What You Need to Know
Ovarian cysts and pregnancy are a combination that is not uncommon. It is possible for women who are pregnant to develop cysts at some point during the pregnancy. The idea that this type of growth could appear while carrying a child is often troubling to the prospective mother. However, if you are pregnant and are diagnosed with a cyst in one or both ovaries, do not assume the worst.
The truth is that roughly 1 in every 1000 pregnant women will develop ovarian cysts at some time during the course of the pregnancy. While some women will exhibit some symptoms, others are unaware of the presence of the cyst until a doctor finds the growth. You will find this to be especially true during the first trimester, when many women experience morning sickness, an aversion to certain scents, and a great deal of fatigue.
If your doctor does find a cyst, there is a very good chance that it will present no problems for your pregnancy at all. Just about all cysts found during pregnancy are benign and will begin to shrink and disappear long before you reach term. While there is a slight change of the cyst progressing to a malignancy, that chance is extremely small. Current research indicates that among the small number of women who do develop a cyst while carrying a baby, only 1 in every 25,000 will develop ovarian cancer before the child is born.

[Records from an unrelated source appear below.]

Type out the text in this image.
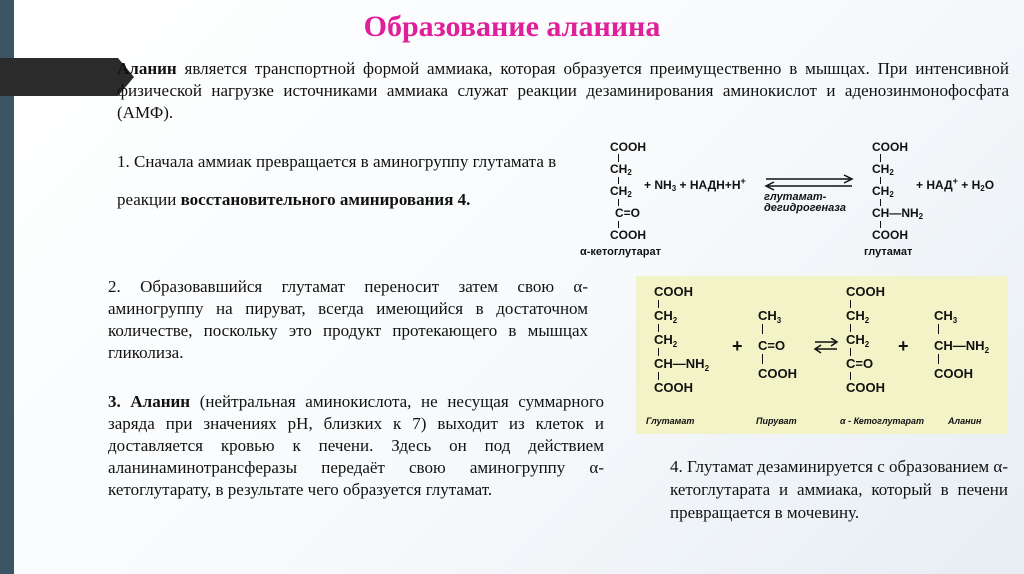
Образование аланина
Аланин является транспортной формой аммиака, которая образуется преимущественно в мышцах. При интенсивной физической нагрузке источниками аммиака служат реакции дезаминирования аминокислот и аденозинмонофосфата (АМФ).
1. Сначала аммиак превращается в аминогруппу глутамата в реакции восстановительного аминирования 4.
COOH
$CH_2$
$CH_2$
C=O
COOH
α-кетоглутарат
+ $NH_3$ + НАДН+Н+
глутамат-
дегидрогеназа
COOH
$CH_2$
$CH_2$
$CH—NH_2$
COOH
глутамат
+ $НАД^+ + H_2O$
2. Образовавшийся глутамат переносит затем свою α-аминогруппу на пируват, всегда имеющийся в достаточном количестве, поскольку это продукт протекающего в мышцах гликолиза.
COOH
$CH_2$
$CH_2$
$CH—NH_2$
COOH
Глутамат
+
$CH_3$
C=O
COOH
Пируват
COOH
$CH_2$
$CH_2$
C=O
COOH
α - Кетоглутарат
+
$CH_3$
$CH—NH_2$
COOH
Аланин
3. Аланин (нейтральная аминокислота, не несущая суммарного заряда при значениях pH, близких к 7) выходит из клеток и доставляется кровью к печени. Здесь он под действием аланинаминотрансферазы передаёт свою аминогруппу α-кетоглутарату, в результате чего образуется глутамат.
4. Глутамат дезаминируется с образованием α-кетоглутарата и аммиака, который в печени превращается в мочевину.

Another thing you should know about ovarian cysts and pregnancy is that most of the time, doctors will simply monitor the situation, and provide instructions on how to deal with any symptoms that may appear.
For example, the doctor may recommend over the counter medication to help with pain, the use of a heating pad to ease lower back discomfort, and avoiding certain forms of physical exertion that could aggravate the cyst.
Your doctor will monitor the growth pattern of the cyst, and may employ a CA-125 to test for ovarian cancer if he or she thinks that it is merited. This can be especially true if you are older and going through your first pregnancy, since some research indicates that cysts and cancer in the ovaries can occur more frequently with older women.
While the idea of mixing surgery with ovarian cysts and pregnancy is often alarming to a prospective mother, the fact is that removing a rapidly growing cyst eliminates a potential health threat to her unborn child. Should your doctor note that the cyst has reached a size in the six to eight centimeter range, there is a good chance that surgery will be recommended.
Depending on the positioning and exact size of the cyst, it may be possible to use laparoscopyto remove the growth. Larger cysts will require a more invasive procedure. However, both approaches are considered safe for both mother and child, especially during the early to middle portion of the second trimester.
Understanding the relationship of ovarian cysts and pregnancy can help ease a lot of fears that women have. If kept under control and treated properly, the cyst does not pose a threat to the unborn child. However, a larger cyst does have a greater chance of rupturing and possibly causing complications. Those complications include possibly triggering a miscarriage or leading to premature delivery. This is why your doctor will watch the progress of any cyst that develops very closely.